Let’s start with the easy one to point out-Both characters are named Snake, although this extends to several Metal Gear characters, many of which are physically identical, mostly due to genetics: Naked Snake AKA Big Boss and his clones Solid, Liquid and Solidus, as well as his body double Venom Snake. Big Boss, Venom Snake and Solidus eventually gain eyepatches, a trademark of Plissken-although it’s also a trait that extends to several other ‘badass’ characters as well, including DC comic’s Deathstroke, Marvel’s Nick Fury, or both John Wayne and Jeff Bridge’s “True Grit” characters. Going back even further, it’s also associated with 17th century pirates and the Norse god Odin as well. I suppose in a few ways it’s seen as a sign of a wound in combat, as many of these characters are vets of various conflicts (Fury, for example, fought in World War II and had several comic stories set in that period). Solid Snake also has an eyepatch of sorts, although in his case it’s sort of an enhanced tactical tool and not an actual sign of impairment. But given the name, and the movie’s effect on Kojima, I think it’s fair to say it might be a homage to Snake Plissken.
Plissken, Solid, Big Boss and Venom are also quite fond of smoking-although their brands differ. Solid Snake, like Plissken, prefers to smoke cigarettes instead of the big cigars like his ‘father’ and his ‘double’ Big Boss.
The English dub voice of Big Boss and Solid Snake up to Metal Gear Solid V-David Hayter-also seems to have adopted a voice for Snake that’s very similar to Kurt Russel’s quiet-but-still-gritty delivery in the film.
Russel’s Snake is a former war hero, in a sense like Big Boss, but one who’s tired of hypocrisy; although Russel’s character never really forms his own mercenary company which turns into a nation all it’s own. He does however, become a criminal of sorts, although one not apparently detained in New York. In this way, he’s more relate able to Solid Snake perhaps. Solid Snake is also of course also a war hero, for his actions in Outer Heaven, Zanzibar land, and further back in the Gulf War.

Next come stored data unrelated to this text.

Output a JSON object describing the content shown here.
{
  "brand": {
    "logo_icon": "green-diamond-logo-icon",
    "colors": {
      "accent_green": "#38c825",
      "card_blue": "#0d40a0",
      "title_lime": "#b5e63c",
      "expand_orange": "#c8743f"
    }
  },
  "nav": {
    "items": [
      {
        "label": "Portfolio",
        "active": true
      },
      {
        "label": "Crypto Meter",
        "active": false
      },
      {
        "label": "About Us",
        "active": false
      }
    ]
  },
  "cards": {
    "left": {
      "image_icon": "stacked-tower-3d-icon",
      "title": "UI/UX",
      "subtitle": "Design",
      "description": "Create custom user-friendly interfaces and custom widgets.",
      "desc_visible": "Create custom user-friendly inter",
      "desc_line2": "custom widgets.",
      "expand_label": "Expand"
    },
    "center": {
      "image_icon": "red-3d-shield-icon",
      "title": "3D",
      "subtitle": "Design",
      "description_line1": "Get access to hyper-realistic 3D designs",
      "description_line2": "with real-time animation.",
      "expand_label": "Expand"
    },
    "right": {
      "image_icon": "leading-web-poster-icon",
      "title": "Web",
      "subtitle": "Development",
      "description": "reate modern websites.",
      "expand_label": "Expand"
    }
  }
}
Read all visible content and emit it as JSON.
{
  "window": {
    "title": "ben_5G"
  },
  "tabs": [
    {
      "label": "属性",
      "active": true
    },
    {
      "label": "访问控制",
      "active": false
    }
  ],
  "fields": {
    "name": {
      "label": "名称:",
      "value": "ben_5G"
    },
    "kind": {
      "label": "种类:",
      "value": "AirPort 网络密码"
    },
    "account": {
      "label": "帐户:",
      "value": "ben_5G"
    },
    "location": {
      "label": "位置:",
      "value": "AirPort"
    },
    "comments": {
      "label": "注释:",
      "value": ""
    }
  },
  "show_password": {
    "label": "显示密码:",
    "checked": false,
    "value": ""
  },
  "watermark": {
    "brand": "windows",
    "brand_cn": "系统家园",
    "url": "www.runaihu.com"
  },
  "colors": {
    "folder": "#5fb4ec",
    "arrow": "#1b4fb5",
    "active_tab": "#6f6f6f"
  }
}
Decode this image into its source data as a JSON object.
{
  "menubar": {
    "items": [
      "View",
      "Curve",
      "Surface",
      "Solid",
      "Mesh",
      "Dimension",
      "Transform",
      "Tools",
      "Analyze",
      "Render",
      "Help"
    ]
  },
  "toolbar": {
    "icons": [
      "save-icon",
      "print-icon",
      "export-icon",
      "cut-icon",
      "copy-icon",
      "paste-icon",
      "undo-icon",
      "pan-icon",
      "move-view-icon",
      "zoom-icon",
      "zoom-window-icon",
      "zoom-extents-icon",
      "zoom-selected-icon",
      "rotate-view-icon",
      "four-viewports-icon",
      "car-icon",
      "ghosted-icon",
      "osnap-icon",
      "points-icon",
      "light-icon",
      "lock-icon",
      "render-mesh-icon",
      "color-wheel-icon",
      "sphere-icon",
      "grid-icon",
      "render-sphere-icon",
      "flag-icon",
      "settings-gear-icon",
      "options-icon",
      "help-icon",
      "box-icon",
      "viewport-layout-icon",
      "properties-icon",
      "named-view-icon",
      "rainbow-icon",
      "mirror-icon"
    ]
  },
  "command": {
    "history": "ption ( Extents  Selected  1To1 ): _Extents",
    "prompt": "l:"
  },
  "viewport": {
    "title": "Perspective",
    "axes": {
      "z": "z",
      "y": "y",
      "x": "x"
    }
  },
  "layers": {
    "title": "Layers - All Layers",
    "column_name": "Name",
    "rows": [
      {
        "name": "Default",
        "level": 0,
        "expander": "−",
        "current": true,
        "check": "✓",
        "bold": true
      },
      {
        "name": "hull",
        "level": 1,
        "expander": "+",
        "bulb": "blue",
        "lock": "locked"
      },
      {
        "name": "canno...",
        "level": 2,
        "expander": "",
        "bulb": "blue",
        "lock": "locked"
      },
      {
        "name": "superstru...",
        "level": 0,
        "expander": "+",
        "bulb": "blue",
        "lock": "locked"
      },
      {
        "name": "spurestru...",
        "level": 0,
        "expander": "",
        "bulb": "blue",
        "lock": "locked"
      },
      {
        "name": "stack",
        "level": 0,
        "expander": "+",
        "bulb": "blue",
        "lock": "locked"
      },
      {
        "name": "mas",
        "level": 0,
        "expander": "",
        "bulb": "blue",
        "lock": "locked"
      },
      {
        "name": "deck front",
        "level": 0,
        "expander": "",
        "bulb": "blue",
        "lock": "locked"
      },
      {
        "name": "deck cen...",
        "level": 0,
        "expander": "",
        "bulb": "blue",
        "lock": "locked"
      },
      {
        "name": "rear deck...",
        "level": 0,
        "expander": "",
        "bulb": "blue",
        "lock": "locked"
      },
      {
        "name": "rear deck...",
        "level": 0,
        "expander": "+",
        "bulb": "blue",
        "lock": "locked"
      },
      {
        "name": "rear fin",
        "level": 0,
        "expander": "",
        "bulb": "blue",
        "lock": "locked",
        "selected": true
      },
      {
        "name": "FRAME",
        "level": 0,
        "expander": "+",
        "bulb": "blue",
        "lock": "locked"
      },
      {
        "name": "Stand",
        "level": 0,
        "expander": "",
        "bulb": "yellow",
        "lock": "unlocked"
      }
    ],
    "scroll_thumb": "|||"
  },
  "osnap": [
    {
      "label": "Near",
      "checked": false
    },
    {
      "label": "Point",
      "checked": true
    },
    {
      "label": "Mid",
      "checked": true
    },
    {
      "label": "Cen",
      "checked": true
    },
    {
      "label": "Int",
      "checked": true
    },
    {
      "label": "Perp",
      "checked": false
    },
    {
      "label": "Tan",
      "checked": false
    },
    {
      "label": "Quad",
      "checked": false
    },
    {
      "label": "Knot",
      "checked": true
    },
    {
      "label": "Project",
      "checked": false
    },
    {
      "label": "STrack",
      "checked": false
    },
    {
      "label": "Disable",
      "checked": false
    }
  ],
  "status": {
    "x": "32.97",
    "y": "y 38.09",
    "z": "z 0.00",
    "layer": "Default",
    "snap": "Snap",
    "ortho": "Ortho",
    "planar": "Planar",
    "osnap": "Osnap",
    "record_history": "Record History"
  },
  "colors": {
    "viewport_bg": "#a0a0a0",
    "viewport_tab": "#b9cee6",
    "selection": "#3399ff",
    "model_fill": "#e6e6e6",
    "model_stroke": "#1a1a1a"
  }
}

Both are brought out from their ‘retirement’-Plissken from his prison, and Solid from hanging out with Huskies in Alaska, and given a briefing on the mission that’s supposed to take place- a solo infiltration to rescue a hostage. In Plissken’s case, the president of the United states who was forced to evacuate Air Force One into the now Prison city of New York. In Solid Snake’s case, the DARPA Chief Donald Anderson and the ARMSTECH president Kenneth Baker (Who were secretly developing Metal Gear Rex).
Snake Plissken’s mission is given to him by Lee Van Cleef’s character, Bob Hauk, who also communicates with him a few times on the mission. Although his role is similar to that of Cambpell in the game, Van Cleef’s numerous roles in westerns is perhaps one of the inspirations for Metal Gear’s anti-villain, the clearly western-inspired Revolver Ocelot.
In both cases, Snake is given injections and something to keep track of him-a tracker (in Solid Snake’s case, nanomachines, in Plissken’s case a hidden button). However, they’re both given something a bit more lethal as well-Plissken with artery-bursting explosives, Solid Snake-unknowingly (as it comes with the nanomachines)-the virus FOXDIE, meant to take out the rogue FOXHOUND group-and possibly himself.
Both have 24 hours to complete their mission. However, while Solid Snake is sent via a pod from a submarine, Snake Plissken’s entry into New York is more reminiscent of Naked Snake/Big Boss’s entry into soviet territory in Operation Snake Eater. Which utilized a Lockheed drone from an M21. In both cases, very small and fragile planes, both of which don’t make it back in one piece either.